As described above, the present invention has means for specifying the formant portion of a voice signal and quantizing the formant portion independently of the other portions. Therefore, the waveform characteristic of the voice signal is decoded. This has the effect that even voice can be maintained, and good decoded voice can be reproduced.

[Brief description of drawings]

FIG. 1 is a block diagram showing a schematic configuration of a speech coding apparatus according to an embodiment of the present invention.

FIG. 2 is a characteristic diagram showing a signal spectrum calculated from an impulse response of a filter coefficient.

FIG. 3 is a block diagram showing a schematic configuration of a speech encoding apparatus in a conventional example.

[Explanation of symbols]

 11 Linear Prediction Analyzer 12 Prediction Filter 13 Impulse Response Calculator 14 Impulse Response Frequency Domain Transformer 15 Formant Calculator 16 Prediction Residual Frequency Domain Transformer 17 Formant Quantizer 18 Quantizer

Claims (2)

[Claims] 1. A speech coding apparatus for linearly predicting an input speech and quantizing a prediction residual obtained by a prediction filter, wherein a formant portion of a speech signal is specified and quantized independently of other portions.

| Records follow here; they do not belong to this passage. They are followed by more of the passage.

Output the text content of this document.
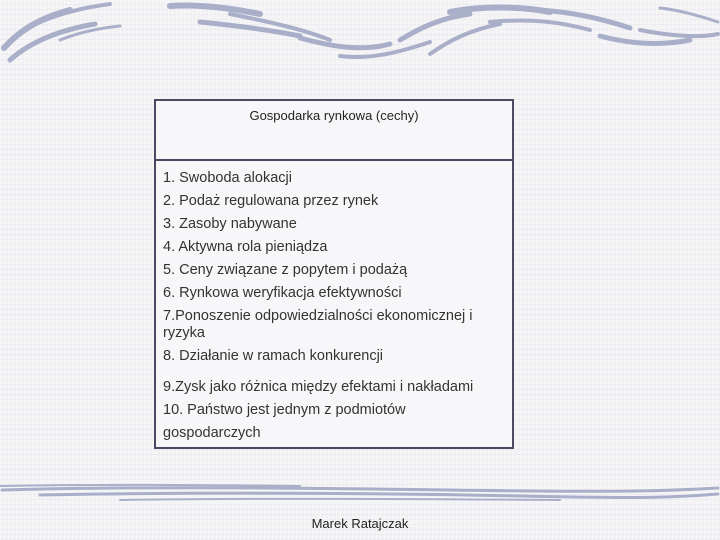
Gospodarka rynkowa (cechy)
1. Swoboda alokacji
2. Podaż regulowana przez rynek
3. Zasoby nabywane
4. Aktywna rola pieniądza
5. Ceny związane z popytem i podażą
6. Rynkowa weryfikacja efektywności
7.Ponoszenie odpowiedzialności ekonomicznej i ryzyka
8. Działanie w ramach konkurencji
9.Zysk jako różnica między efektami i nakładami
10. Państwo jest jednym z podmiotów gospodarczych
Marek Ratajczak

A speech encoding apparatus having means for performing. 2. A linear prediction analyzer for calculating a filter coefficient of an input speech signal, a prediction filter for converting the obtained filter coefficient into a prediction residual signal, and an impulse response calculation for calculating an impulse response of the filter coefficient. A vessel,
An impulse response frequency domain converter that expands the impulse response into a frequency domain impulse response, a formant calculator that calculates a formant part from the frequency domain impulse response, and a prediction residual signal obtained by a prediction filter from a frequency domain prediction residual. A predictive residual frequency domain converter expanded into a signal, a formant quantizer that quantizes a portion corresponding to the formant part of the frequency domain residual based on information from the formant calculator, and a frequency other than the formant part. A speech coding apparatus comprising: a quantizer for quantizing a region prediction residual signal.